The following morning I was glad for once to have the afternoon off work for a dentist appointment and decided not to mention to my work colleagues about being upset about Shep passing away. I only had to endure the morning and really didn't want to talk about it. However, as the morning progressed the conversation turned to dogs; how sad it was to lose them and about a one-eyed collie pup that a local farm was looking to re-home as he couldn't be trained to work with the animals. At this point I couldn't listen any longer, feeling my face flush and tears start to well. I left my desk and went for a walk around to compose myself. Memories of Shep and Bamp (a Welsh term for grandfather) filling my thoughts. Despite living in South Wales it's not that often these days that I've come across others calling their grandfather 'bamp' and so it was surprising and comforting when a funeral car drove slowly beside me whilst I walked on the pavement, the flowers on the coffin arranged to spell out 'BAMP'.
Co-incidents maybe, but I took it as a message from my grandfather that he and Shep had been missing each other and now they were together again keeping each other company.
I managed after that to make it through the rest of the morning without breaking into floods of tears and before going to the dentist I sat down in a posh coffee shop for lunch. Waiting for my panini to cool down I went through my emails and found a reply with an attachment to my request for a contribution to publish on the website. Opening the attachment, which was a random choice not on the topic that had been set, I read through a story about a couple that met in a coffee shop and the main character making it known her views about posh coffee! As I sip my black coffee I'm reminded of my husband moaning about the same thing and his flat refusal to pay what he refers to as posh coffee shop prices.

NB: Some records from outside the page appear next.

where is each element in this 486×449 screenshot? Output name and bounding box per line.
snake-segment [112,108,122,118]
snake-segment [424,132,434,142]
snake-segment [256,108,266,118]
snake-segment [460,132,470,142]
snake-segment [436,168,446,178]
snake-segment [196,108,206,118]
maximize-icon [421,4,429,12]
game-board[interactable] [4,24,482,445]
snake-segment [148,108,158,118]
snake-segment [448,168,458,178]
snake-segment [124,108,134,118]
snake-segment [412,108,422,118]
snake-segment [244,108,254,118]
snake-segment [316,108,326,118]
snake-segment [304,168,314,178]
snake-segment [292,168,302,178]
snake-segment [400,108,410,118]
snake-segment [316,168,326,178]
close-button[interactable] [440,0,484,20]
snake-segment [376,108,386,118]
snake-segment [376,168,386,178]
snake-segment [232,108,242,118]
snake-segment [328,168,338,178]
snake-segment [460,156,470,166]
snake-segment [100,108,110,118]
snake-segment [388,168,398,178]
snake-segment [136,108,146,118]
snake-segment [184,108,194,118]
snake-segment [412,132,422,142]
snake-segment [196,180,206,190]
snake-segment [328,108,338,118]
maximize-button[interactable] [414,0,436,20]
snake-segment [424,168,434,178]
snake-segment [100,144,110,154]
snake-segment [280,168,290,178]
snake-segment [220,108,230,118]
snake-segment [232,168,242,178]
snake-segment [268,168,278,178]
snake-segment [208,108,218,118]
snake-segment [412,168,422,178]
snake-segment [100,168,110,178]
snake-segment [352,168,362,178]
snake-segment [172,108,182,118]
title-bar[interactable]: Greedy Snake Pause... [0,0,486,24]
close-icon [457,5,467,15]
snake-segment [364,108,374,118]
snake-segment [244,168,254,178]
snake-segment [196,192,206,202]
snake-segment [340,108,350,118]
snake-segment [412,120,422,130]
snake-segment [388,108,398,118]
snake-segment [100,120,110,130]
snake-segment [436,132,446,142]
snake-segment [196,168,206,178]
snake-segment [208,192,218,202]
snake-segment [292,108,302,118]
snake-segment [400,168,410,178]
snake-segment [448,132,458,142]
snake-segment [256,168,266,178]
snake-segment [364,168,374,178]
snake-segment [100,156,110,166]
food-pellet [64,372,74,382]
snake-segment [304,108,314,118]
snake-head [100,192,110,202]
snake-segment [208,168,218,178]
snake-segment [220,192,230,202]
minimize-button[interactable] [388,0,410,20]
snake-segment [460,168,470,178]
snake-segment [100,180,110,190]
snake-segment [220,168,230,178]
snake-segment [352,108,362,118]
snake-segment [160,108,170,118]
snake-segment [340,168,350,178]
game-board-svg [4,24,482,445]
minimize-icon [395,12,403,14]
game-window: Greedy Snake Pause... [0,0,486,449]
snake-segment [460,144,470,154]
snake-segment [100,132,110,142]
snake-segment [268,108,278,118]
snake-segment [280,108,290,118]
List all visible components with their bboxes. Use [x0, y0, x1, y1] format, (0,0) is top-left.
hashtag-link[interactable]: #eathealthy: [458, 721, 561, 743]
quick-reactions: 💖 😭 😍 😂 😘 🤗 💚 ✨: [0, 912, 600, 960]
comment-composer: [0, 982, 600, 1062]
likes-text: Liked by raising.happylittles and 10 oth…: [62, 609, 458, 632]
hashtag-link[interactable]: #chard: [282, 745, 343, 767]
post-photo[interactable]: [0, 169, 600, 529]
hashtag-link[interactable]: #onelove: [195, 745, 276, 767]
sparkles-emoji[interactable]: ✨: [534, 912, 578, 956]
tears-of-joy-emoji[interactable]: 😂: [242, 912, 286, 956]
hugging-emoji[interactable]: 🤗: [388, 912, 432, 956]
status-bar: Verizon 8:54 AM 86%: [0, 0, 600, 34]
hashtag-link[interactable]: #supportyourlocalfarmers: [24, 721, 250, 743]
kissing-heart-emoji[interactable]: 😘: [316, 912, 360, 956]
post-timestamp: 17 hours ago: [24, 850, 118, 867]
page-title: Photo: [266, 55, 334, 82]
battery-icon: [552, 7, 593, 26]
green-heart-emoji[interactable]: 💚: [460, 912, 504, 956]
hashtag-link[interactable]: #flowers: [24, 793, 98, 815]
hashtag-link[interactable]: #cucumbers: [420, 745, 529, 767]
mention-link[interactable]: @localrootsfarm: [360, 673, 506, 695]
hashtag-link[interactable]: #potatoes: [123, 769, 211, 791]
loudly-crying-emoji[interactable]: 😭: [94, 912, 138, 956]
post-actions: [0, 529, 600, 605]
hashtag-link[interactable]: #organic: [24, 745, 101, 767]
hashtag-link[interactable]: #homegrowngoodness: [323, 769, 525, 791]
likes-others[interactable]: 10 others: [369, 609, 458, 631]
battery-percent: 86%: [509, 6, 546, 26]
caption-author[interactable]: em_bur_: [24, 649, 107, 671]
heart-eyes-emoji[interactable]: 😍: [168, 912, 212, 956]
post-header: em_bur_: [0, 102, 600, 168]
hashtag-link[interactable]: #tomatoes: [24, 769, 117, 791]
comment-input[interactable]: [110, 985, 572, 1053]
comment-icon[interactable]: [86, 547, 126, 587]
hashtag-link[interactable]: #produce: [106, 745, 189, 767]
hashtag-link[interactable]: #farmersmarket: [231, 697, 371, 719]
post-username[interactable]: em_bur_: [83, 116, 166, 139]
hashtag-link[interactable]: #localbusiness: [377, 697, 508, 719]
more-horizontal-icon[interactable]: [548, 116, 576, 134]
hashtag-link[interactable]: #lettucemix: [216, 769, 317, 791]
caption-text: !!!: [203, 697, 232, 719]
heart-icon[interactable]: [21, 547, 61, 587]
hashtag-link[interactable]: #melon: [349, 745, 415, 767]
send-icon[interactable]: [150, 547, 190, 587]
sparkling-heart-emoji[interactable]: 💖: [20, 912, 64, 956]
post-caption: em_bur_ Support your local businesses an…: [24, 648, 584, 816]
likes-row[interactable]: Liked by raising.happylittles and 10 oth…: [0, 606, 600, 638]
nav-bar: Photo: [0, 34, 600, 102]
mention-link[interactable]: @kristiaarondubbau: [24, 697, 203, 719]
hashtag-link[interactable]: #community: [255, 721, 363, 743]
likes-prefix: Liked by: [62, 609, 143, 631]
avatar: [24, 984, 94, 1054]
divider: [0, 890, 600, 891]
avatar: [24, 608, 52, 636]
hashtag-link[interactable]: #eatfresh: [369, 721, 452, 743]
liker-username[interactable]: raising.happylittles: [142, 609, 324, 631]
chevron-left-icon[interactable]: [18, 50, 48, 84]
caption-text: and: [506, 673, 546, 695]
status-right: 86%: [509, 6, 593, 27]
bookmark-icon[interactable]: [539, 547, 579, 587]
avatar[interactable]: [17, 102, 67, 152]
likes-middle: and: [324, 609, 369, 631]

So my conclusion from this is that maybe I should pay attention to signs of alien life because there are definitely people watching over us, even if it's just our loved ones. As for the price of coffee? You're either with me or against me on that one.
Whatever it all means it just goes to show that even if you're not writing fantasy or sci-fi that you can still include strange twists and turns to your storyline because why should real life be stranger than fiction?